Mesmo assim, a balada orquestral “Innocence” foi a bola de segurança da gravadora como o primeiro e único single oficial do álbum. A escolha, no entanto, contrariou os planos dos músicos. Andre destacou:
“Essa opção foi da gravadora. A intenção do single é que a música toque nas rádios, e, para isso, fizeram uma pesquisa com programadores, mostrando o disco inteiro. Eles preferiram a balada, porque o Shaman já tinha a ‘Fairy Tale’. Mas não pretendemos que ela seja a única música de trabalho. Ela é a primeira, mas viremos com outras.”

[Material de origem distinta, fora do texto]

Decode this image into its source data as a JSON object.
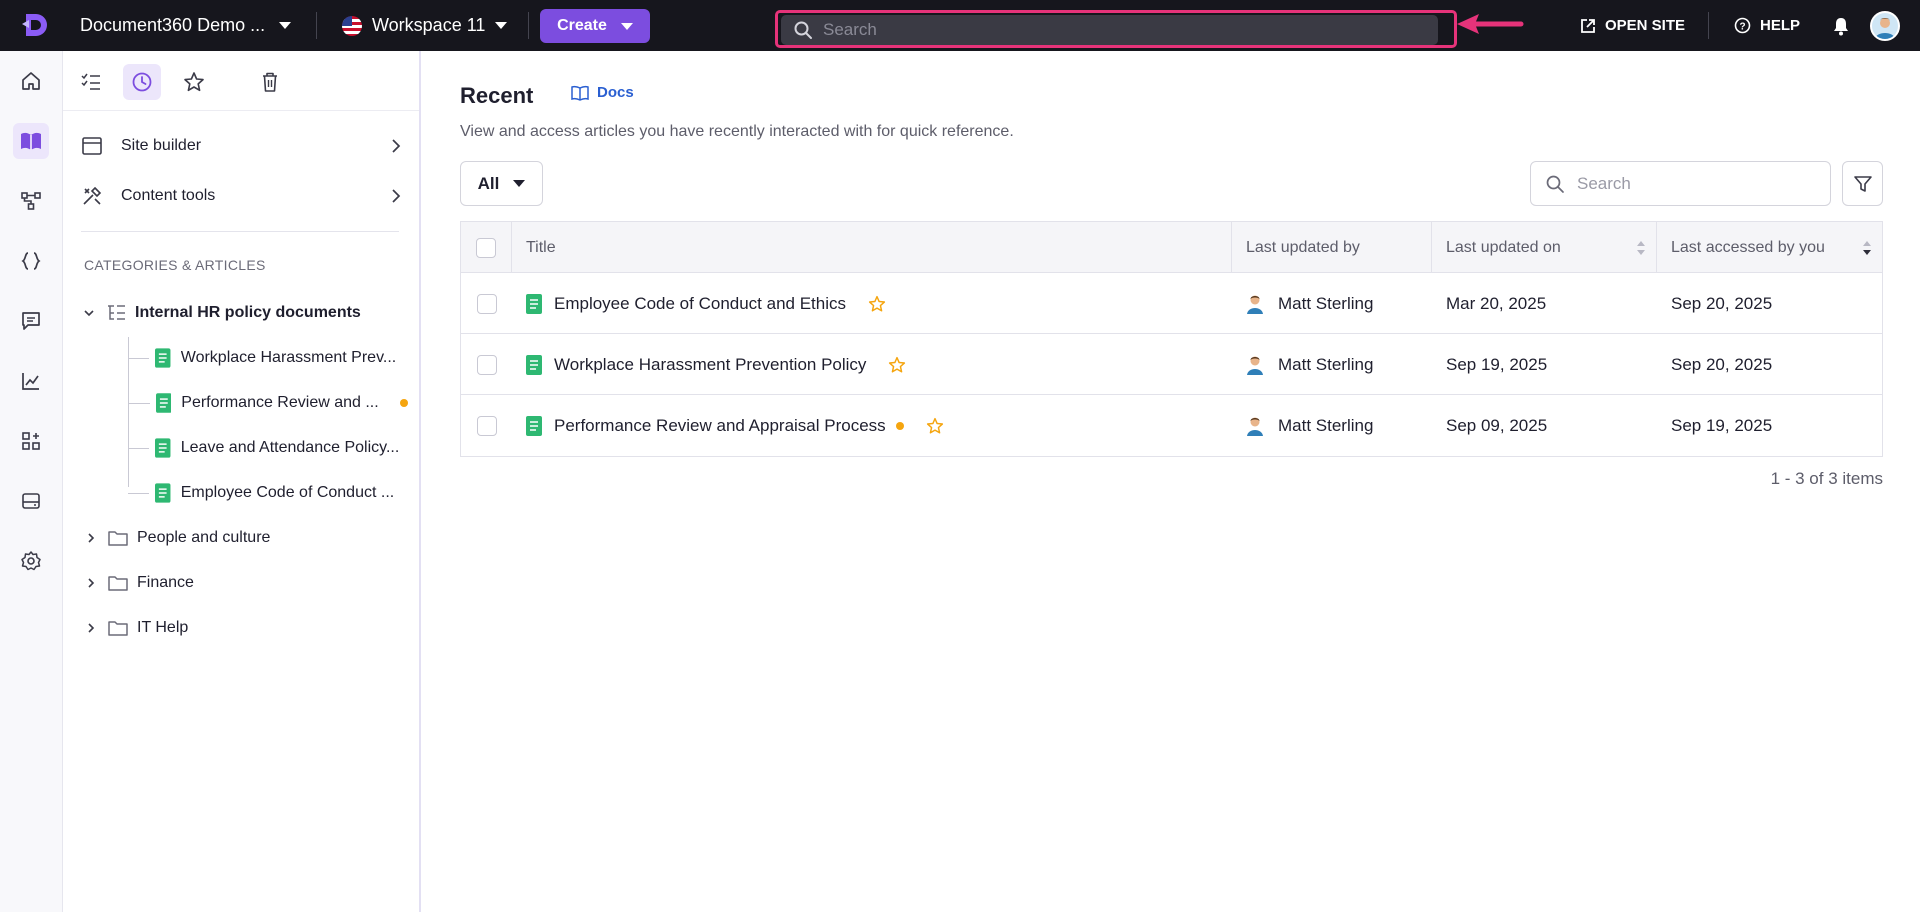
{
  "topbar": {
    "project_name": "Document360 Demo ...",
    "workspace": "Workspace 11",
    "create_label": "Create",
    "search_placeholder": "Search",
    "open_site_label": "OPEN SITE",
    "help_label": "HELP"
  },
  "rail": {
    "items": [
      "home-icon",
      "docs-book-icon",
      "workflow-icon",
      "api-braces-icon",
      "feedback-icon",
      "analytics-icon",
      "widgets-icon",
      "drive-icon",
      "settings-icon"
    ],
    "active": "docs-book-icon"
  },
  "sidebar": {
    "tabs": [
      "all-articles-icon",
      "recent-icon",
      "starred-icon",
      "recycle-bin-icon"
    ],
    "active_tab": "recent-icon",
    "site_builder": "Site builder",
    "content_tools": "Content tools",
    "section_heading": "CATEGORIES & ARTICLES",
    "tree": {
      "category": "Internal HR policy documents",
      "articles": [
        {
          "title": "Workplace Harassment Prev...",
          "dot": false
        },
        {
          "title": "Performance Review and ...",
          "dot": true
        },
        {
          "title": "Leave and Attendance Policy...",
          "dot": false
        },
        {
          "title": "Employee Code of Conduct ...",
          "dot": false
        }
      ],
      "folders": [
        "People and culture",
        "Finance",
        "IT Help"
      ]
    }
  },
  "main": {
    "title": "Recent",
    "docs_link": "Docs",
    "description": "View and access articles you have recently interacted with for quick reference.",
    "filter_value": "All",
    "search_placeholder": "Search",
    "columns": [
      "Title",
      "Last updated by",
      "Last updated on",
      "Last accessed by you"
    ],
    "rows": [
      {
        "title": "Employee Code of Conduct and Ethics",
        "dot": false,
        "updated_by": "Matt Sterling",
        "updated_on": "Mar 20, 2025",
        "accessed": "Sep 20, 2025"
      },
      {
        "title": "Workplace Harassment Prevention Policy",
        "dot": false,
        "updated_by": "Matt Sterling",
        "updated_on": "Sep 19, 2025",
        "accessed": "Sep 20, 2025"
      },
      {
        "title": "Performance Review and Appraisal Process",
        "dot": true,
        "updated_by": "Matt Sterling",
        "updated_on": "Sep 09, 2025",
        "accessed": "Sep 19, 2025"
      }
    ],
    "pagination": "1 - 3 of 3 items"
  },
  "colors": {
    "accent": "#7c4ddf",
    "highlight": "#e6337a",
    "article_icon": "#2eb872",
    "star": "#f5a50f",
    "link": "#2a5fd1"
  }
}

Embora a banda também tenha produzido um videoclipe para o cover de “More”, do The Sisters of Mercy, somente “Innocence” teve lançamento em CD.
Bastidores e experimentos
A pré-produção de “Reason” começou no estúdio de Fábio Ribeiro, onde a banda trabalhou nas novas músicas por alguns meses. O plano era iniciar o processo no Brasil e depois trazer Sascha Paeth, produtor de “Ritual”, da Alemanha para finalizá-lo.

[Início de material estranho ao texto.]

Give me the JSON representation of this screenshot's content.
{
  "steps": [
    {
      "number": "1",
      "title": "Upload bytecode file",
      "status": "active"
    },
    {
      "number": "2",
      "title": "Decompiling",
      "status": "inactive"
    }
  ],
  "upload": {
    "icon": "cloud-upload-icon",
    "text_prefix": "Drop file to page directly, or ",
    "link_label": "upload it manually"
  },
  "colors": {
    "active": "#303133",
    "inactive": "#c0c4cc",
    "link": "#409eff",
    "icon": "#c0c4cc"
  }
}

Sobre vir ao Brasil para acompanhar mais de perto a criação do disco, Paeth conta que ficou cerca de três semanas em São Paulo.

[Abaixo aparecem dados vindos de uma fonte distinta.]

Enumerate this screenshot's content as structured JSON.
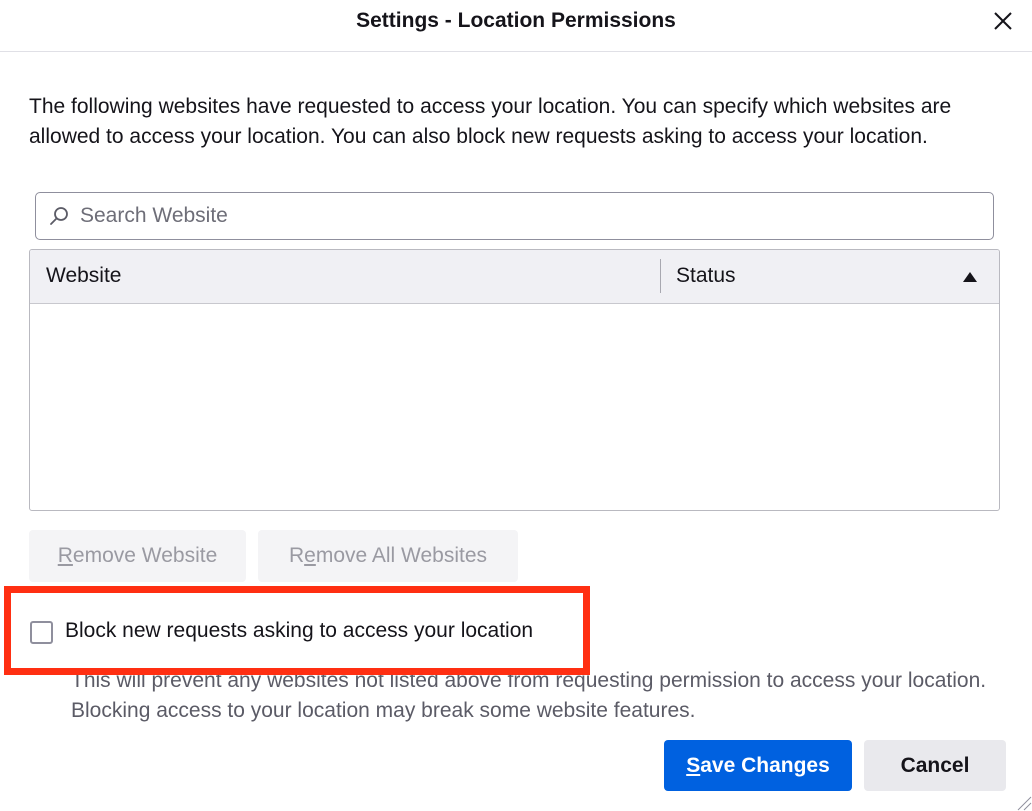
{
  "window": {
    "title": "Settings - Location Permissions"
  },
  "description": "The following websites have requested to access your location. You can specify which websites are allowed to access your location. You can also block new requests asking to access your location.",
  "search": {
    "placeholder": "Search Website",
    "value": ""
  },
  "table": {
    "columns": [
      {
        "label": "Website"
      },
      {
        "label": "Status",
        "sort": "ascending"
      }
    ],
    "rows": []
  },
  "buttons": {
    "remove_website": {
      "accesskey": "R",
      "rest": "emove Website",
      "enabled": false
    },
    "remove_all": {
      "pre": "R",
      "accesskey": "e",
      "rest": "move All Websites",
      "enabled": false
    },
    "save": {
      "accesskey": "S",
      "rest": "ave Changes"
    },
    "cancel": "Cancel"
  },
  "block_option": {
    "label": "Block new requests asking to access your location",
    "checked": false,
    "note": "This will prevent any websites not listed above from requesting permission to access your location. Blocking access to your location may break some website features."
  },
  "colors": {
    "primary": "#0061e0",
    "highlight": "#ff2f12",
    "disabled_text": "#9a9aa2"
  },
  "icons": {
    "close": "close-icon",
    "search": "search-icon",
    "sort": "sort-ascending-icon",
    "resize": "resize-grip-icon"
  }
}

“No segundo álbum foi um pouco diferente (…) Ensaiávamos juntos, e eu trabalhava nos arranjos pela manhã, na casa do Andre. À tarde íamos ao estúdio — sempre meio tarde, porque o Andre estava constantemente atrasado. Era quase ridículo!”
Ricardo Confessori também recorda detalhes das gravações.
“Quem ficou gravando com a gente foi o Philip Colodetti, que virou o braço direito do Sascha. Ele praticamente mixou o ‘RituAlive’. Brasileiro radicado na Alemanha, já tinha trabalhado com a gente no ‘Ritual’. O Sascha monitorava tudo de longe, mas era o Philip quem botava a mão na massa mesmo.”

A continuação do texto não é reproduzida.